Revolver, an album by the Beatles that has nothing to do with firearms. Supposedly the first record to feature backwards masking and automated double tracking. Definitely the first record to feature someone named Ringo singing about a submarine. Again, I'm working with the U.K. version here, so adjust your secret decoder rings accordingly.

As usual, I started the album right after the second drumroll in the 20th Century Fox fanfare.

SYNCHS

- The chorus of "Eleanor Rigby" starts out with Paul McCartney saying, "ah." One of these noises coincides with the mouth movements of a dying Rebel soldier aboard the Tantive IV.

- The line "please don't spoil my day" is heard in "I'm Only Sleeping" as we see Darth Vader choking the Rebel soldier (I imagine that guy was thinking something along those lines as Vader had his giant gloved hand around his neck).

- The line "wave of her hand" in "Here, There, and Everywhere" coincides with a shot of C-3PO waving his hands at the sandcrawler.

- The line "she doesn't know he's there" in "Here, There, and Everywhere" coincides with a shot of a Jawa spying on R2-D2.

- "Yellow Submarine" plays through the scenes where we see all the different robots inside the sandcrawler, and at one point we hear the lyric "and our friends are all aboard."

- The line "you're making me feel like I've never been born" in "She Said She Said" is heard as Artoo watches Threepio leave the Jawa auction without him.

- "Good Day Sunshine" starts Artoo starts wobbling his way over to Threepio and Luke after R5-D4 explodes.

- "Got to Get You Into My Life" starts as Obi-Wan comes across Luke in the Jundland Wastes.

NOTES

Some interesting things, but not enough to warrant writing Sir Paul.
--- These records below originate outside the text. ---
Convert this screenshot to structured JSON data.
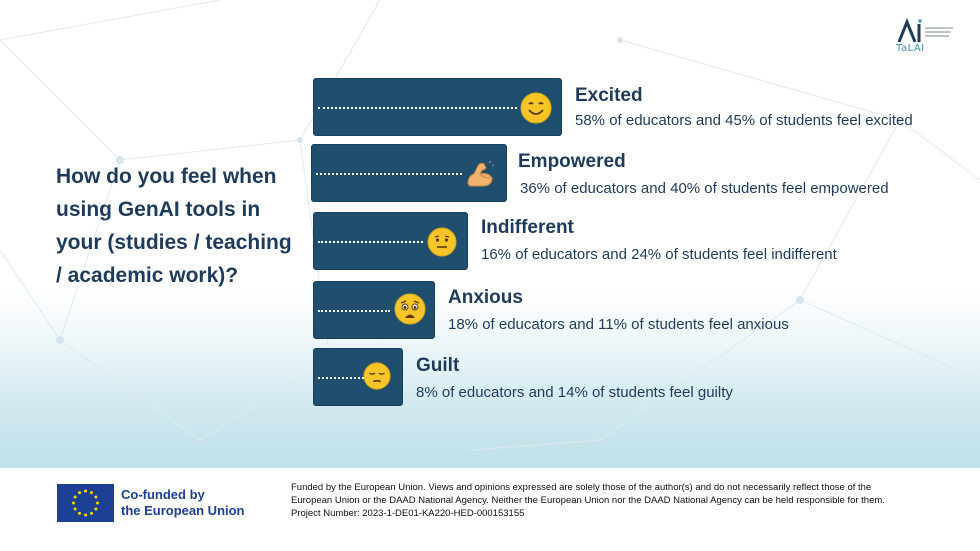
{
  "logo": {
    "text": "TaLAI",
    "icon": "ai-logo-icon"
  },
  "question": "How do you feel when using GenAI tools in your (studies / teaching / academic work)?",
  "feelings": [
    {
      "label": "Excited",
      "description": "58% of educators and 45% of students feel excited",
      "icon": "smiling-face-icon",
      "educators_pct": 58,
      "students_pct": 45
    },
    {
      "label": "Empowered",
      "description": "36% of educators and 40% of students feel empowered",
      "icon": "flexed-biceps-icon",
      "educators_pct": 36,
      "students_pct": 40
    },
    {
      "label": "Indifferent",
      "description": "16% of educators and 24% of students feel indifferent",
      "icon": "neutral-face-icon",
      "educators_pct": 16,
      "students_pct": 24
    },
    {
      "label": "Anxious",
      "description": "18% of educators and 11% of students feel anxious",
      "icon": "anxious-face-icon",
      "educators_pct": 18,
      "students_pct": 11
    },
    {
      "label": "Guilt",
      "description": "8% of educators and 14% of students feel guilty",
      "icon": "pensive-face-icon",
      "educators_pct": 8,
      "students_pct": 14
    }
  ],
  "footer": {
    "eu_line1": "Co-funded by",
    "eu_line2": "the European Union",
    "disclaimer_line1": "Funded by the European Union. Views and opinions expressed are solely those of the author(s) and do not necessarily reflect those of the",
    "disclaimer_line2": "European Union or the DAAD National Agency. Neither the European Union nor the DAAD National Agency can be held responsible for them.",
    "disclaimer_line3": "Project Number: 2023-1-DE01-KA220-HED-000153155"
  },
  "colors": {
    "bar": "#1f4e6e",
    "text": "#1f3b5c",
    "eu_blue": "#1d3f94"
  }
}
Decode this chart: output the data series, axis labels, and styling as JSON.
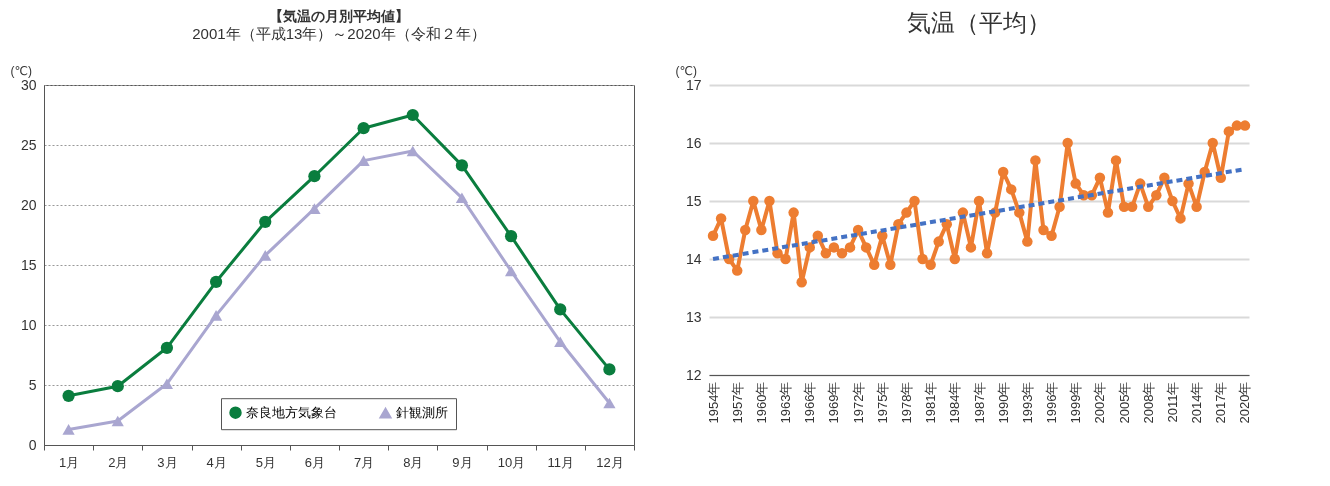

Speaking of which, did I ever tell you about my friend in high school who wrote a letter to Paul McCartney to try and convince him to open a rock n' roll fantasy camp? If I were smart, I would have stolen that letter before he sent it and photocopied it for posterity. It was just classic.

"Dear Mr. McCartney, you are a musical genius. I think you should open a rock n' roll fantasy camp so we can all learn the secrets to writing great songs. Here's fifteen zillion reasons why..."

I only wrote and mailed a couple fan letters in my life. One was to Jose Canseco, but it was returned because he had moved (or at least the office that accepted his fan mail had moved). I don't even remember what I wrote in that one. I think I was just hoping to get some little glossy postcards of the Can Man like the ones the New York Mets had sent me of Kevin Elster and Mackey Sasser.

The other fan letter I remember is one I wrote to "Weird Al." Unfortunately, his "Close, Personal Friends of Al" club was defunct at that time, so I never got a reply. Strangely, I was okay with this. At the time, I didn't feel "Weird Al" or musicians in general had a responsibility to please their fans like baseball players did. Nowadays, it's the exact opposite - it blows my mind when a famous music person shits on their fans, whereas I kind of expect ball players to be total jerks.

That reminds me...I wrote about ten separate letters to Nintendo Power when I was a kid, and although they never printed any of them, they always sent me a personal response. No form letter action from those guys/gals. That was really cool, I thought. Rats off to ya, Nintendo Power!